An AMP page can be identified by examining only the first few bytes of the HTML. The `<html>` tag will contain either the `amp` or lighting-bolt emoji attribute, ie: `<html amp>`.
Technically an AMP document must pass AMP Validation to be truly AMP, so there are documents that match the above condition which aren't valid AMP. There are multiple ways to validate. A starting place is https://validator.amp.dev/
> Would you bat an eye at Google acquiring CloudFlare?
Not anymore than I already do bat an eye at cloudflare.
(It's probably worth noting here specifically that I do work at Google, so my risk profile is probably different than yours, for me personally and speaking solely from a trust perspective, I'd probably prefer it if Google acquired CloudFlare since I would get a net increase in transparency, but I can understand why that isn't a general position, and there are other reasons I don't think Google acquiring cloudflare would be good).
Thank you for taking the time to engage. Google is a scary beast at the end of the day, and I firmly believe it's an organism that should not remotely resemble what it is right now. Splitting it has potential to go a long way thinking about it.
I share these fears to a lesser degree with Microsoft and of course Facebook. Apple seems to do a great job of safeguarding, but they could become sour if they don't remain careful. Stuff like Clearview crosses the line into directly-dangerous. CloudFlare is currently innocent in my eyes, but they've managed to centralize a lot more channels than I'd like to think about.
I don't think you may realize how much of your online activity is already tracked by google / facebook / instagram.
Google's javascript is everywhere, including explicit tracking with analytics, and lots of CDN loads for endless lists of things (js libraries, fonts etc).
Their properties also track you, google search, youtube, email. They also make software you might use (chome / android / google maps / google play store).
If you think something about signed exchanges let's google track you, and they can't now... please examine these assumptions.
Folks who come up with these super complex schemes (google will use javascript loaded into AMP to take over and track you) ignore that google ALREADY tracks them.
And folks who say they don't use any google products (no android / google maps/ play services / chrome etc etc) are often either lying or don't understand how many third parties load google analytics into websites, or load recaptcha bot protection etc.
Just realize that AWS / GCP / Azure have already gobbled up vast swaths of website hosting in all forms and are growing along with some free CDN and DNS providers.
If google said, we want to track people, and brings android, chrome, dns resolvers, network infrastructure, google cloud compute, AI systems, google analytics which these media sites voluntarily, google play services etc to target and track you - they probably could.
EVERY single person (including you) who claim they don't use google, if you dig down, they often are lying and do. And if you don't, some of the people you email or interact with do, so indirect profiles can be built.
AMP solved a need for a lot of users, which is the janky, slow ad filled websites that media sites in particular had become. So there is an actual end user reason people like AMP - it's a better user experience in many cases. This is where AMP is ruining the web gets hard to support.

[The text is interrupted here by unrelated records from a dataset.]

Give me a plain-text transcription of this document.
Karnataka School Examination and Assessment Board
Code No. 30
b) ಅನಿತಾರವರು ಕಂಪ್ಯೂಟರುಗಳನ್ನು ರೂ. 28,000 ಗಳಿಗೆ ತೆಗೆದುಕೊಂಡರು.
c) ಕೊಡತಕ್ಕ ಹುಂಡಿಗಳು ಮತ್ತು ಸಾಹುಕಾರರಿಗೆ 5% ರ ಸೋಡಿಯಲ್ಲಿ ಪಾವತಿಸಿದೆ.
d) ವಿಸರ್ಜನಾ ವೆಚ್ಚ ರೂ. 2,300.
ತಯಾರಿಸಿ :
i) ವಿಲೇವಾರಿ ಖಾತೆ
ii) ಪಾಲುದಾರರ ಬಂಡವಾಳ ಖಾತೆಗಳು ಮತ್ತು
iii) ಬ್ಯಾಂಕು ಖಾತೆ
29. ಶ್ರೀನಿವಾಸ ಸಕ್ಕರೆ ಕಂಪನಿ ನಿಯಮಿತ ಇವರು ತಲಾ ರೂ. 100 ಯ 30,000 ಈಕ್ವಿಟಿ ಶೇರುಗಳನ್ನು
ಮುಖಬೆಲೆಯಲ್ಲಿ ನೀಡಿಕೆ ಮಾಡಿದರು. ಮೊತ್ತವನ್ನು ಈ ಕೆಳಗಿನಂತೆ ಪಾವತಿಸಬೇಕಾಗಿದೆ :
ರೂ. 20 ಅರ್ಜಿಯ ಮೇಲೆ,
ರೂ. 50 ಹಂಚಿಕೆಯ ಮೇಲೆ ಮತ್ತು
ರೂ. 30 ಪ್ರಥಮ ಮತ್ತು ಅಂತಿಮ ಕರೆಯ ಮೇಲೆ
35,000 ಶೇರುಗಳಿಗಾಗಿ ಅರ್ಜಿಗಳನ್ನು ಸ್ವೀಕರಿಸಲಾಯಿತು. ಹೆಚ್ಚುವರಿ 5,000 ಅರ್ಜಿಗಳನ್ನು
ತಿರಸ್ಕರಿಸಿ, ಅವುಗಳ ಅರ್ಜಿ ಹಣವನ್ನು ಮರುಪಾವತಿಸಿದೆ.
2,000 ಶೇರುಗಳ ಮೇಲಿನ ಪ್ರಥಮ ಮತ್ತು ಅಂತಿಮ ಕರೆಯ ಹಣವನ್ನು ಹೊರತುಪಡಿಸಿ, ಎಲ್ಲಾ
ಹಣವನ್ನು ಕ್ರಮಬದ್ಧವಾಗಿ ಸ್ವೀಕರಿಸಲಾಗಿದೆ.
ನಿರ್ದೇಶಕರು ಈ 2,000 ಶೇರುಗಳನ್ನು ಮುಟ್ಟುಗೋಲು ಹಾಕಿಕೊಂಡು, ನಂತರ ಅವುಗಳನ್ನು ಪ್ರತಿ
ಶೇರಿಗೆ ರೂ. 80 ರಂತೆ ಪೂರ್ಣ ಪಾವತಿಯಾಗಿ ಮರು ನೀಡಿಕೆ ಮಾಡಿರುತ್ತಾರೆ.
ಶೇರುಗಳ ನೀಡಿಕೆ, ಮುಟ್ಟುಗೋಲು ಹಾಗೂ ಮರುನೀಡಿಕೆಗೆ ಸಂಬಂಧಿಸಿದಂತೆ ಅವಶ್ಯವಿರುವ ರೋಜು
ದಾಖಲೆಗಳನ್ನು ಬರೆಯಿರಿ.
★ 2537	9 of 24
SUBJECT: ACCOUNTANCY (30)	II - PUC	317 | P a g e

For most folks they don't perceive they are giving up a lot more in terms of privacy, and they are getting a lot.
> If google said, we want to track people, and brings android, chrome, dns resolvers, network infrastructure, google cloud compute, AI systems, google analytics which these media sites voluntarily, google play services etc to target and track you - they probably could.
Their data governance team wouldn’t allow it. You are basically describing a system they could only introduce with the permission of the government. I don’t care if the government is tracking me honestly, I can’t fight that. I just don’t want Google tracking me for the purpose of influencing my spending habits, emotional state, or perception of the world. That is my main beef with their advertising capabilities.
PS: You work for Google. Do you work on this project?